There is no clear user stories on this for the MVP. Without such a hard requirement a "Setting up sync with an existing account will delete all local bookmarks. Yes/No." is a perfectly fine solution for the first shipping version when we detect a 2nd device being linked. We can improve from there. Please note that linking one mobile device to one desktop device doesn't cause a conflict because all bookmarks go into a separate Mobile root folder. Only a 2nd mobile device that is being set up after extensive use and bookmarking would cause a conflict. I content that this scenario is sufficiently rare to not matter for an initial version.

And at the extreme, where a data type *does* admit to a "don't bother" 
reconciling technique, that's trivial to implement on the client: a client downloading a 
server record that 'conflicts' will just apply it over their local record. No conflict.
We managed to not have an acceptable sync solution for many years. If these things were trivial, we wouldn't be at this juncture today. Lets get the MVP done, landed, and turned on by default. After that I am very happy to entertain a more complex and fancy conflict resolution approach. Iterate! Until then all eyes should be on the ball: make us no longer be DFL.

I agree that _needless_ complexity is our enemy. But we should be aware of the 
consequences of apparently easy simplifications.
I am happy to entertain any concrete examples where we should add more complexity, but please list actually valid and realistic use/conflict cases

Thanks,

Andreas


-R

----- Original Message -----
From: "Andreas Gal"<[email protected]>
To: "Richard Newman"<[email protected]>
Cc: "Lloyd Hilaiel"<[email protected]>, [email protected]
Sent: Friday, July 26, 2013 5:49:20 PM
Subject: Re: whats the key anyway?

Help me understand for what use case a precise count is relevant.

Andreas

Sent from Mobile.

On Jul 26, 2013, at 17:39, Richard Newman<[email protected]>  wrote:

I disagree: repeating the mistakes of Weave is the biggest enemy here. And one of those 
mistakes was thinking that "good enough" was good enough, when it manifestly 
was not, at any level of abstraction.

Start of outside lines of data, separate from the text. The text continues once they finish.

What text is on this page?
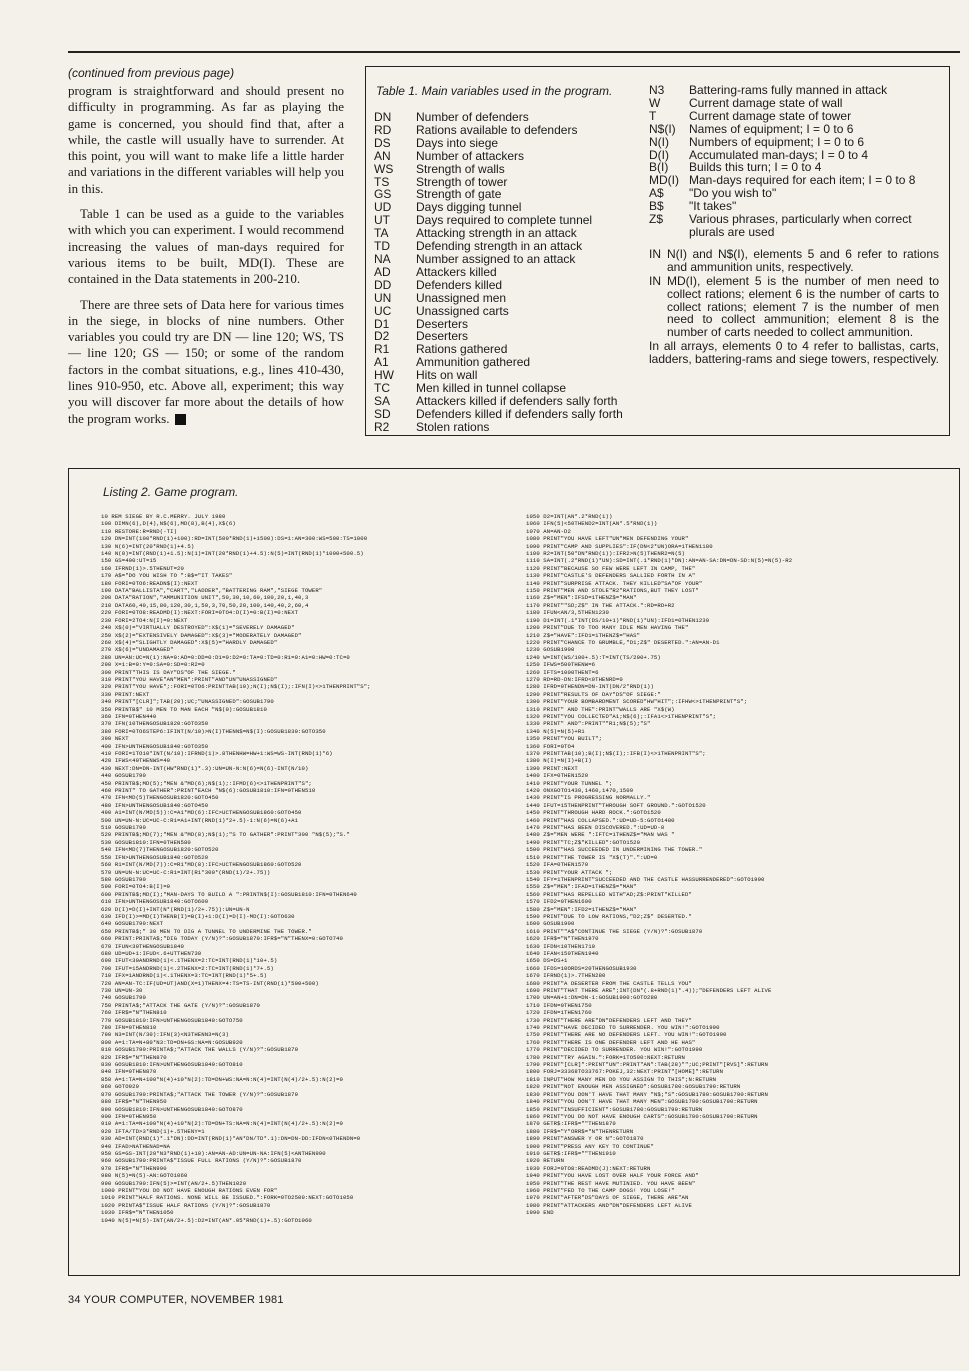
(continued from previous page)

program is straightforward and should present no difficulty in programming. As far as playing the game is concerned, you should find that, after a while, the castle will usually have to surrender. At this point, you will want to make life a little harder and variations in the different variables will help you in this.

Table 1 can be used as a guide to the variables with which you can experiment. I would recommend increasing the values of man-days required for various items to be built, MD(I). These are contained in the Data statements in 200-210.

There are three sets of Data here for various times in the siege, in blocks of nine numbers. Other variables you could try are DN — line 120; WS, TS — line 120; GS — 150; or some of the random factors in the combat situations, e.g., lines 410-430, lines 910-950, etc. Above all, experiment; this way you will discover far more about the details of how the program works.

Table 1. Main variables used in the program.
DN	Number of defenders
RD	Rations available to defenders
DS	Days into siege
AN	Number of attackers
WS	Strength of walls
TS	Strength of tower
GS	Strength of gate
UD	Days digging tunnel
UT	Days required to complete tunnel
TA	Attacking strength in an attack
TD	Defending strength in an attack
NA	Number assigned to an attack
AD	Attackers killed
DD	Defenders killed
UN	Unassigned men
UC	Unassigned carts
D1	Deserters
D2	Deserters
R1	Rations gathered
A1	Ammunition gathered
HW	Hits on wall
TC	Men killed in tunnel collapse
SA	Attackers killed if defenders sally forth
SD	Defenders killed if defenders sally forth
R2	Stolen rations
N3	Battering-rams fully manned in attack
W	Current damage state of wall
T	Current damage state of tower
N$(I)	Names of equipment; I = 0 to 6
N(I)	Numbers of equipment; I = 0 to 6
D(I)	Accumulated man-days; I = 0 to 4
B(I)	Builds this turn; I = 0 to 4
MD(I) Man-days required for each item; I = 0 to 8
A$	"Do you wish to"
B$	"It takes"
Z$	Various phrases, particularly when correct plurals are used
IN N(I) and N$(I), elements 5 and 6 refer to rations and ammunition units, respectively.
IN MD(I), element 5 is the number of men need to collect rations; element 6 is the number of carts to collect rations; element 7 is the number of men need to collect ammunition; element 8 is the number of carts needed to collect ammunition.
In all arrays, elements 0 to 4 refer to ballistas, carts, ladders, battering-rams and siege towers, respectively.
Listing 2. Game program.
10 REM SIEGE BY R.C.MERRY. JULY 1980
100 DIMN(6),D(4),N$(6),MD(8),B(4),X$(6)
110 RESTORE:R=RND(-TI)
120 DN=INT(100*RND(1)+100):RD=INT(500*RND(1)+1500):DS=1:AN=300:WS=500:TS=1000
130 N(6)=INT(20*RND(1)+4.5)
140 N(0)=INT(RND(1)+1.5):N(1)=INT(20*RND(1)+4.5):N(5)=INT(RND(1)*1000+500.5)
150 GS=400:UT=15
160 IFRND(1)>.5THENUT=20
170 A$="DO YOU WISH TO ":B$="IT TAKES"
180 FORI=0TO6:READN$(I):NEXT
190 DATA"BALLISTA","CART","LADDER","BATTERING RAM","SIEGE TOWER"
200 DATA"RATION","AMMUNITION UNIT",50,30,10,60,100,20,1,40,3
210 DATA60,40,15,80,120,30,1,50,3,70,50,20,100,140,40,2,60,4
220 FORI=0TO8:READMD(I):NEXT:FORI=0TO4:D(I)=0:B(I)=0:NEXT
230 FORI=2TO4:N(I)=0:NEXT
240 X$(0)="VIRTUALLY DESTROYED":X$(1)="SEVERELY DAMAGED"
250 X$(2)="EXTENSIVELY DAMAGED":X$(3)="MODERATELY DAMAGED"
260 X$(4)="SLIGHTLY DAMAGED":X$(5)="HARDLY DAMAGED"
270 X$(6)="UNDAMAGED"
280 UN=AN:UC=N(1):NA=0:AD=0:DD=0:D1=0:D2=0:TA=0:TD=0:R1=0:A1=0:HW=0:TC=0
290 X=1:B=0:Y=0:SA=0:SD=0:R2=0
300 PRINT"THIS IS DAY"DS"OF THE SIEGE."
310 PRINT"YOU HAVE"AN"MEN":PRINT"AND"UN"UNASSIGNED"
320 PRINT"YOU HAVE";:FORI=0TO6:PRINTTAB(10);N(I);N$(I);:IFN(I)<>1THENPRINT"S";
330 PRINT:NEXT
340 PRINT"[CLR]";TAB(20);UC;"UNASSIGNED":GOSUB1790
350 PRINTB$" 10 MEN TO MAN EACH "N$(0):GOSUB1810
360 IFN=0THEN440
370 IFN(10THENGOSUB1820:GOTO350
380 FORI=0TO6STEP6:IFINT(N/10)>N(I)THENN$=N$(I):GOSUB1830:GOTO350
390 NEXT
400 IFN>UNTHENGOSUB1840:GOTO350
410 FORI=1TO10*INT(N/10):IFRND(1)>.8THENHW=HW+1:WS=WS-INT(RND(1)*6)
420 IFWS<40THENWS=40
430 NEXT:DN=DN-INT(HW*RND(1)*.3):UN=UN-N:N(6)=N(6)-INT(N/10)
440 GOSUB1790
450 PRINTB$;MD(5);"MEN &"MD(6);N$(1);:IFMD(6)<>1THENPRINT"S";
460 PRINT" TO GATHER":PRINT"EACH "N$(6):GOSUB1810:IFN=0THEN510
470 IFN<MD(5)THENGOSUB1820:GOTO450
480 IFN>UNTHENGOSUB1840:GOTO450
490 A1=INT(N/MD(5)):C=A1*MD(6):IFC>UCTHENGOSUB1860:GOTO450
500 UN=UN-N:UC=UC-C:R1=A1+INT(RND(1)*2+.5)-1:N(6)=N(6)+A1
510 GOSUB1790
520 PRINTB$;MD(7);"MEN &"MD(8);N$(1);"S TO GATHER":PRINT"300 "N$(5);"S."
530 GOSUB1810:IFN=0THEN580
540 IFN<MD(7)THENGOSUB1820:GOTO520
550 IFN>UNTHENGOSUB1840:GOTO520
560 R1=INT(N/MD(7)):C=R1*MD(8):IFC>UCTHENGOSUB1860:GOTO520
570 UN=UN-N:UC=UC-C:R1=INT(R1*300*(RND(1)/2+.75))
580 GOSUB1790
590 FORI=0TO4:B(I)=0
600 PRINTB$;MD(I);"MAN-DAYS TO BUILD A ":PRINTN$(I):GOSUB1810:IFN=0THEN640
610 IFN>UNTHENGOSUB1840:GOTO600
620 D(I)=D(I)+INT(N*(RND(1)/2+.75)):UN=UN-N
630 IFD(I)>=MD(I)THENB(I)=B(I)+1:D(I)=D(I)-MD(I):GOTO630
640 GOSUB1790:NEXT
650 PRINTB$;" 30 MEN TO DIG A TUNNEL TO UNDERMINE THE TOWER."
660 PRINT:PRINTA$;"DIG TODAY (Y/N)?":GOSUB1870:IFR$="N"THENX=0:GOTO740
670 IFUN<30THENGOSUB1840
680 UD=UD+1:IFUD<.6+UTTHEN730
690 IFUT<30ANDRND(1)<.1THENX=2:TC=INT(RND(1)*10+.5)
700 IFUT=15ANDRND(1)<.2THENX=2:TC=INT(RND(1)*7+.5)
710 IFX=1ANDRND(1)<.1THENX=3:TC=INT(RND(1)*5+.5)
720 AN=AN-TC:IF(UD=UT)AND(X=1)THENX=4:TS=TS-INT(RND(1)*500+500)
730 UN=UN-30
740 GOSUB1790
750 PRINTA$;"ATTACK THE GATE (Y/N)?":GOSUB1870
760 IFR$="N"THEN810
770 GOSUB1810:IFN>UNTHENGOSUB1840:GOTO750
780 IFN=0THEN810
790 N3=INT(N/30):IFN(3)<N3THENN3=N(3)
800 A=1:TA=N+80*N3:TD=DN+GS:NA=N:GOSUB920
810 GOSUB1790:PRINTA$;"ATTACK THE WALLS (Y/N)?":GOSUB1870
820 IFR$="N"THEN870
830 GOSUB1810:IFN>UNTHENGOSUB1840:GOTO810
840 IFN=0THEN870
850 A=1:TA=N+100*N(4)+10*N(2):TD=DN+WS:NA=N:N(4)=INT(N(4)/2+.5):N(2)=0
860 GOTO920
870 GOSUB1790:PRINTA$;"ATTACK THE TOWER (Y/N)?":GOSUB1870
880 IFR$="N"THEN950
890 GOSUB1810:IFN>UNTHENGOSUB1840:GOTO870
900 IFN=0THEN950
910 A=1:TA=N+100*N(4)+10*N(2):TD=DN+TS:NA=N:N(4)=INT(N(4)/2+.5):N(2)=0
920 IFTA/TD>3*RND(1)+.5THENY=1
930 AD=INT(RND(1)*.1*DN):DD=INT(RND(1)*AN*DN/TD*.1):DN=DN-DD:IFDN<0THENDN=0
940 IFAD>NATHENAD=NA
950 GS=GS-INT(20*N3*RND(1)+10):AN=AN-AD:UN=UN-NA:IFN(5)<ANTHEN990
960 GOSUB1790:PRINTA$"ISSUE FULL RATIONS (Y/N)?":GOSUB1870
970 IFR$="N"THEN990
980 N(5)=N(5)-AN:GOTO1060
990 GOSUB1790:IFN(5)>=INT(AN/2+.5)THEN1020
1000 PRINT"YOU DO NOT HAVE ENOUGH RATIONS EVEN FOR"
1010 PRINT"HALF RATIONS. NONE WILL BE ISSUED.":FORK=0TO2500:NEXT:GOTO1050
1020 PRINTA$"ISSUE HALF RATIONS (Y/N)?":GOSUB1870
1030 IFR$="N"THEN1050
1040 N(5)=N(5)-INT(AN/2+.5):D2=INT(AN*.05*RND(1)+.5):GOTO1060
1050 D2=INT(AN*.2*RND(1))
1060 IFN(5)<50THEND2=INT(AN*.5*RND(1))
1070 AN=AN-D2
1080 PRINT"YOU HAVE LEFT"UN"MEN DEFENDING YOUR"
1090 PRINT"CAMP AND SUPPLIES":IF(DN<2*UN)ORA=1THEN1180
1100 R2=INT(50*DN*RND(1)):IFR2>N(5)THENR2=N(5)
1110 SA=INT(.2*RND(1)*UN):SD=INT(.1*RND(1)*DN):AN=AN-SA:DN=DN-SD:N(5)=N(5)-R2
1120 PRINT"BECAUSE SO FEW WERE LEFT IN CAMP, THE"
1130 PRINT"CASTLE'S DEFENDERS SALLIED FORTH IN A"
1140 PRINT"SURPRISE ATTACK. THEY KILLED"SA"OF YOUR"
1150 PRINT"MEN AND STOLE"R2"RATIONS,BUT THEY LOST"
1160 Z$="MEN":IFSD=1THENZ$="MAN"
1170 PRINT""SD;Z$" IN THE ATTACK.":RD=RD+R2
1180 IFUN<AN/3,5THEN1230
1190 D1=INT(.1*INT(DS/10+1)*RND(1)*UN):IFD1=0THEN1230
1200 PRINT"DUE TO TOO MANY IDLE MEN HAVING THE"
1210 Z$="HAVE":IFD1=1THENZ$="HAS"
1220 PRINT"CHANCE TO GRUMBLE,"D1;Z$" DESERTED.":AN=AN-D1
1230 GOSUB1900
1240 W=INT(WS/100+.5):T=INT(TS/200+.75)
1250 IFWS=500THENW=6
1260 IFTS=1000THENT=6
1270 RD=RD-DN:IFRD<0THENRD=0
1280 IFRD=0THENDN=DN-INT(DN/2*RND(1))
1290 PRINT"RESULTS OF DAY"DS"OF SIEGE:"
1300 PRINT"YOUR BOMBARDMENT SCORED"HW"HIT";:IFHW<>1THENPRINT"S";
1310 PRINT" AND THE":PRINT"WALLS ARE "X$(W)
1320 PRINT"YOU COLLECTED"A1;N$(6);:IFA1<>1THENPRINT"S";
1330 PRINT" AND":PRINT""R1;N$(5);"S"
1340 N(5)=N(5)+R1
1350 PRINT"YOU BUILT";
1360 FORI=0TO4
1370 PRINTTAB(10);B(I);N$(I);:IFB(I)<>1THENPRINT"S";
1380 N(I)=N(I)+B(I)
1390 PRINT:NEXT
1400 IFX=0THEN1520
1410 PRINT"YOUR TUNNEL ";
1420 ONXGOTO1430,1460,1470,1500
1430 PRINT"IS PROGRESSING NORMALLY."
1440 IFUT=15THENPRINT"THROUGH SOFT GROUND.":GOTO1520
1450 PRINT"THROUGH HARD ROCK.":GOTO1520
1460 PRINT"HAS COLLAPSED.":UD=UD-5:GOTO1480
1470 PRINT"HAS BEEN DISCOVERED.":UD=UD-8
1480 Z$="MEN WERE ":IFTC=1THENZ$="MAN WAS "
1490 PRINT"TC;Z$"KILLED":GOTO1520
1500 PRINT"HAS SUCCEEDED IN UNDERMINING THE TOWER."
1510 PRINT"THE TOWER IS "X$(T)".":UD=0
1520 IFA=0THEN1570
1530 PRINT"YOUR ATTACK ";
1540 IFY=1THENPRINT"SUCCEEDED AND THE CASTLE HASSURRENDERED":GOTO1990
1550 Z$="MEN":IFAD=1THENZ$="MAN"
1560 PRINT"HAS REPELLED WITH"AD;Z$:PRINT"KILLED"
1570 IFD2=0THEN1600
1580 Z$="MEN":IFD2=1THENZ$="MAN"
1590 PRINT"DUE TO LOW RATIONS,"D2;Z$" DESERTED."
1600 GOSUB1900
1610 PRINT""A$"CONTINUE THE SIEGE (Y/N)?":GOSUB1870
1620 IFR$="N"THEN1970
1630 IFDN<10THEN1710
1640 IFAN<150THEN1940
1650 DS=DS+1
1660 IFDS=10ORDS=20THENGOSUB1930
1670 IFRND(1)>.7THEN280
1680 PRINT"A DESERTER FROM THE CASTLE TELLS YOU"
1690 PRINT"THAT THERE ARE";INT(DN*(.8+RND(1)*.4));"DEFENDERS LEFT ALIVE
1700 UN=AN+1:DN=DN-1:GOSUB1900:GOTO280
1710 IFDN=0THEN1750
1720 IFDN=1THEN1760
1730 PRINT"THERE ARE"DN"DEFENDERS LEFT AND THEY"
1740 PRINT"HAVE DECIDED TO SURRENDER. YOU WIN!":GOTO1990
1750 PRINT"THERE ARE NO DEFENDERS LEFT. YOU WIN!":GOTO1990
1760 PRINT"THERE IS ONE DEFENDER LEFT AND HE HAS"
1770 PRINT"DECIDED TO SURRENDER. YOU WIN!":GOTO1990
1780 PRINT"TRY AGAIN.":FORK=1TO500:NEXT:RETURN
1790 PRINT"[CLR]":PRINT"UN":PRINT"AN":TAB(28)"";UC;PRINT"[RVS]":RETURN
1800 FORJ=33368TO33767:POKEJ,32:NEXT:PRINT"[HOME]":RETURN
1810 INPUT"HOW MANY MEN DO YOU ASSIGN TO THIS";N:RETURN
1820 PRINT"NOT ENOUGH MEN ASSIGNED":GOSUB1780:GOSUB1790:RETURN
1830 PRINT"YOU DON'T HAVE THAT MANY "N$;"S":GOSUB1780:GOSUB1790:RETURN
1840 PRINT"YOU DON'T HAVE THAT MANY MEN":GOSUB1780:GOSUB1790:RETURN
1850 PRINT"INSUFFICIENT":GOSUB1780:GOSUB1790:RETURN
1860 PRINT"YOU DO NOT HAVE ENOUGH CARTS":GOSUB1780:GOSUB1790:RETURN
1870 GETR$:IFR$=""THEN1870
1880 IFR$="Y"ORR$="N"THENRETURN
1890 PRINT"ANSWER Y OR N":GOTO1870
1900 PRINT"PRESS ANY KEY TO CONTINUE"
1910 GETR$:IFR$=""THEN1910
1920 RETURN
1930 FORJ=0TO8:READMD(J):NEXT:RETURN
1940 PRINT"YOU HAVE LOST OVER HALF YOUR FORCE AND"
1950 PRINT"THE REST HAVE MUTINIED. YOU HAVE BEEN"
1960 PRINT"FED TO THE CAMP DOGS! YOU LOSE!"
1970 PRINT"AFTER"DS"DAYS OF SIEGE, THERE ARE"AN
1980 PRINT"ATTACKERS AND"DN"DEFENDERS LEFT ALIVE
1990 END
34 YOUR COMPUTER, NOVEMBER 1981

We should not be trading the very basics of 
correctness for the possibility of a closer ship date.

----- Original Message -----
From: "Andreas Gal"<[email protected]>
To: "Richard Newman"<[email protected]>
Cc: "Lloyd Hilaiel"<[email protected]>, [email protected]
Sent: Friday, July 26, 2013 5:29:48 PM
Subject: Re: whats the key anyway?

There are many different ways to do this. And it simply doesn't matter
which one we chose. Losing a usage count is irrelevant. As long we are
reasonably counting, that's perfectly fine. Complexity is our biggest
enemy here. Precision is not a design goal. Fast delivery of a
solution that reasonably approximates consistency is.